Celia Szusterman, a Latin American lecturer at London's University of Westminster, says the lack of hard cash has already caused disappointment in Argentina, and some recriminations for the government in the press.
There are also questions about Chinese environmental practices, with concerns being raised that CNPC's exploration activities threaten various Amazonian habitats. According to the NGO Amazon Watch, its concessions in Peru threaten the Amarakaeri indigenous people
A Brazilian dam, constructed by a Chinese company, has also provoked concern among campaigners. The Belo Monte project, in the eastern Amazon, is being built to provide electricity for various Chinese-run mines in the region, raising protests that it will benefit Chinese, rather than local, interests.

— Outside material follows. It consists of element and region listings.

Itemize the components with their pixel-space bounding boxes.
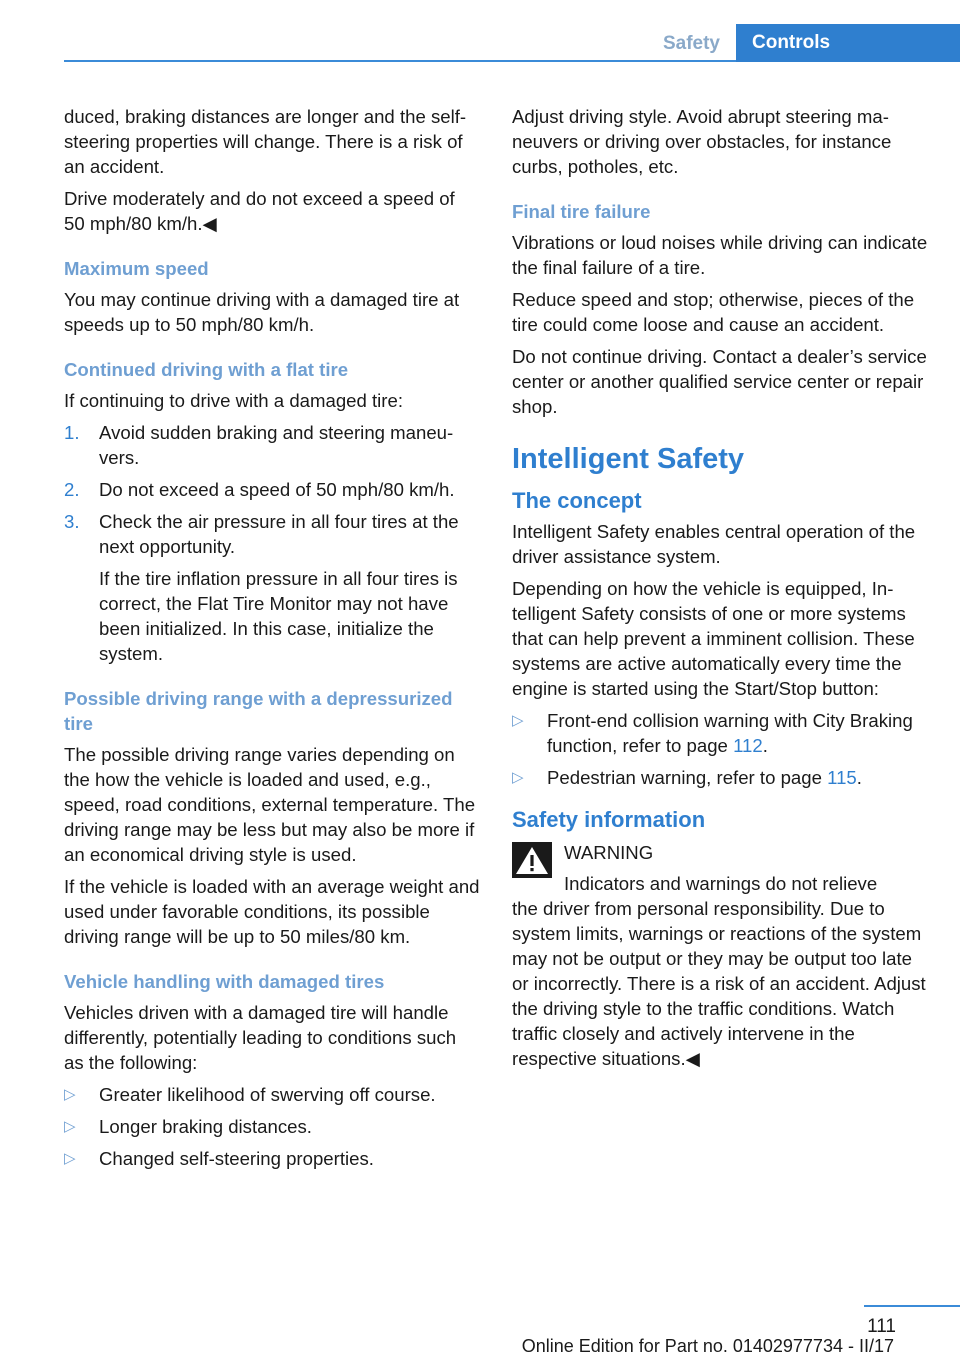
handling-list: [64, 1082, 480, 1171]
list-item: [512, 708, 928, 758]
handling-heading: Vehicle handling with damaged tires: [64, 971, 385, 992]
adjust-style-paragraph: Adjust driving style. Avoid abrupt steering maneuvers or driving over obstacles, for instance curbs, potholes, etc.: [512, 106, 892, 177]
flat-tire-steps: [64, 420, 480, 666]
list-item-text: Longer braking distances.: [99, 1116, 312, 1137]
range-paragraph-1: The possible driving range varies depending on the how the vehicle is loaded and used, e.g., speed, road conditions, external temperature. The driving range may be less but may also be more if an economical driving style is used.: [64, 744, 476, 865]
list-item: [64, 1114, 480, 1139]
step-text: Check the air pressure in all four tires at the next opportunity.: [99, 511, 459, 557]
concept-paragraph-1: Intelligent Safety enables central operation of the driver assistance system.: [512, 521, 916, 567]
list-item-end: .: [856, 767, 862, 788]
warning-text: the driver from personal responsibility. Due to system limits, warnings or reactions of the system may not be output or they may be output too late or incorrectly. There is a risk of an accident. Adjust the driving style to the traffic conditions. Watch traffic closely and actively intervene in the respective situations.◀: [512, 898, 926, 1069]
step-text: Do not exceed a speed of 50 mph/80 km/h.: [99, 479, 455, 500]
systems-list: [512, 708, 928, 790]
handling-intro: Vehicles driven with a damaged tire will handle differently, potentially leading to conditions such as the following:: [64, 1002, 457, 1073]
triangle-bullet-icon: ▷: [512, 712, 524, 729]
step-number: 1.: [64, 422, 80, 443]
page-link-112[interactable]: 112: [733, 735, 763, 756]
list-item-text: Pedestrian warning, refer to page: [547, 767, 828, 788]
edition-note: Online Edition for Part no. 01402977734 - II/17: [521, 1336, 894, 1356]
speed-limit-paragraph: Drive moderately and do not exceed a speed of 50 mph/80 km/h.◀: [64, 188, 455, 234]
safety-information-heading: Safety information: [512, 807, 706, 832]
final-failure-paragraph-3: Do not continue driving. Contact a dealer’s service center or another qualified service center or repair shop.: [512, 346, 927, 417]
triangle-bullet-icon: ▷: [64, 1118, 76, 1135]
concept-heading: The concept: [512, 488, 642, 513]
final-failure-paragraph-2: Reduce speed and stop; otherwise, pieces of the tire could come loose and cause an accident.: [512, 289, 915, 335]
right-column: [512, 104, 928, 1071]
list-item: [64, 1082, 480, 1107]
warning-label: WARNING: [564, 842, 654, 863]
page-number: 111: [867, 1316, 896, 1337]
warning-block: [512, 840, 928, 1071]
max-speed-heading: Maximum speed: [64, 258, 209, 279]
triangle-bullet-icon: ▷: [512, 769, 524, 786]
step-item: [64, 509, 480, 666]
triangle-bullet-icon: ▷: [64, 1086, 76, 1103]
step-note: If the tire inflation pressure in all four tires is correct, the Flat Tire Monitor may not have been initialized. In this case, initialize the system.: [99, 568, 458, 664]
final-tire-failure-heading: Final tire failure: [512, 201, 651, 222]
footer-rule: [864, 1305, 960, 1307]
tab-safety[interactable]: Safety: [662, 33, 720, 54]
list-item: [64, 1146, 480, 1171]
max-speed-text: You may continue driving with a damaged tire at speeds up to 50 mph/80 km/h.: [64, 289, 460, 335]
step-text: Avoid sudden braking and steering maneuvers.: [99, 422, 454, 468]
step-number: 2.: [64, 479, 80, 500]
flat-tire-heading: Continued driving with a flat tire: [64, 359, 349, 380]
list-item-text: Greater likelihood of swerving off course.: [99, 1084, 436, 1105]
flat-tire-intro: If continuing to drive with a damaged tire:: [64, 390, 404, 411]
list-item-text: Changed self-steering properties.: [99, 1148, 374, 1169]
final-failure-paragraph-1: Vibrations or loud noises while driving can indicate the final failure of a tire.: [512, 232, 928, 278]
triangle-bullet-icon: ▷: [64, 1150, 76, 1167]
range-heading: Possible driving range with a depressurized tire: [64, 688, 453, 734]
step-item: [64, 477, 480, 502]
list-item: [512, 765, 928, 790]
section-title: Intelligent Safety: [512, 443, 745, 475]
warning-text-first-line: Indicators and warnings do not relieve: [564, 873, 878, 894]
step-number: 3.: [64, 511, 80, 532]
left-column: [64, 104, 480, 1178]
tab-controls[interactable]: Controls: [736, 24, 960, 62]
intro-paragraph: duced, braking distances are longer and the self-steering properties will change. There is a risk of an accident.: [64, 106, 467, 177]
range-paragraph-2: If the vehicle is loaded with an average weight and used under favorable conditions, its possible driving range will be up to 50 miles/80 km.: [64, 876, 480, 947]
warning-triangle-icon: [512, 842, 552, 878]
list-item-end: .: [762, 735, 768, 756]
page-link-115[interactable]: 115: [827, 767, 857, 788]
step-item: [64, 420, 480, 470]
concept-paragraph-2: Depending on how the vehicle is equipped, Intelligent Safety consists of one or more systems that can help prevent a imminent collision. These systems are active automatically every time the engine is started using the Start/Stop button:: [512, 578, 915, 699]
list-item-text: Front-end collision warning with City Braking function, refer to page: [547, 710, 913, 756]
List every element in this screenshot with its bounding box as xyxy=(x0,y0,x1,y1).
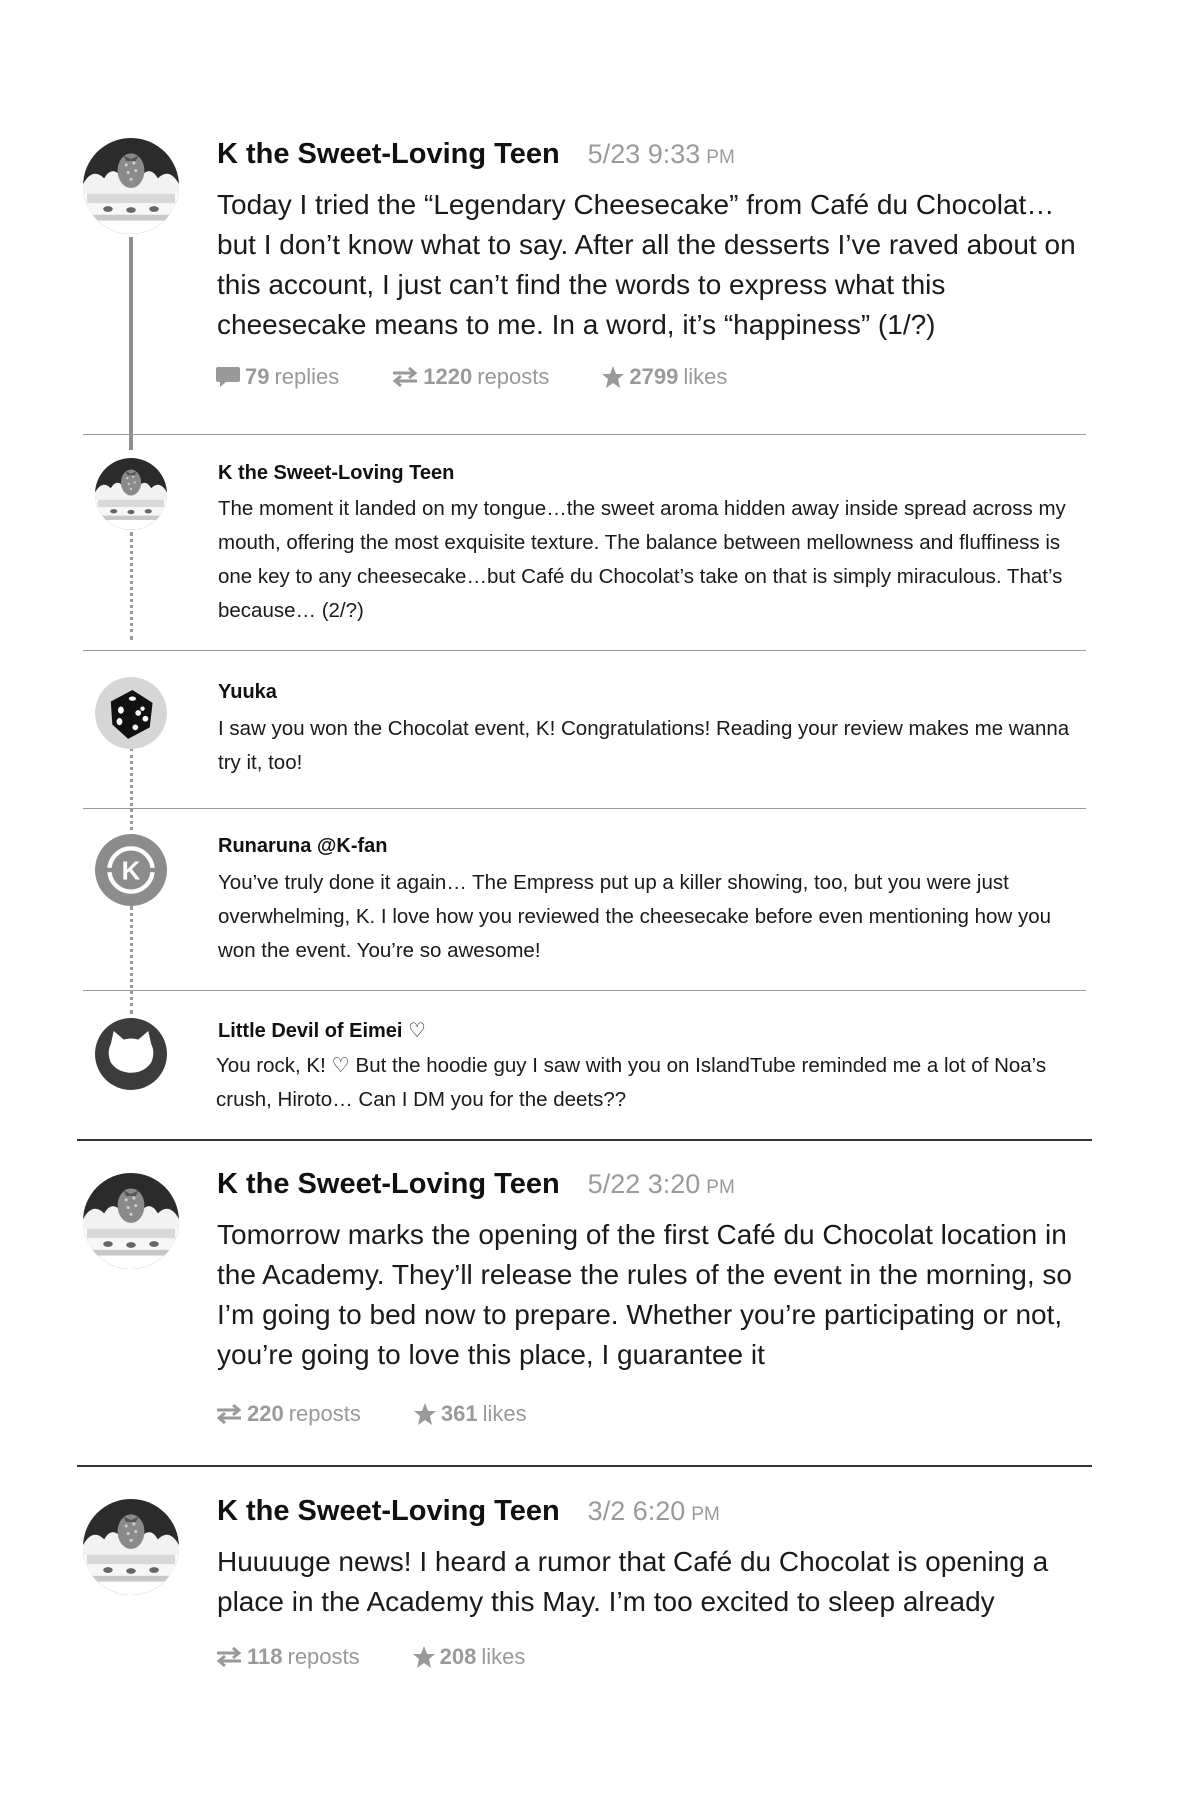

On trade, there is a fevered debate among academics over whether Chinese commerce will help or hinder the region. Only Chile – which has benefited handsomely from copper trade with China – has so far signed a free-trade pact with China. Others are still trying to analyse the net impacts, says Lucio Castro, senior economist at consultants Maxwell Stamp. Industrial groups in Brazil and Mexico have warned their government off the idea of liberalising trade further, in case Chinese goods simply swamp their markets.
Already some of the sheen that surrounded President Hu Jintao's trip to Latin America in November 2004 has worn away, with many questioning whether investment will really materialise, and, if so, in what form. Despite the promise that China's billions will deliver benefits for ordinary people, the long-term consequences of China's Latin push are still open to question.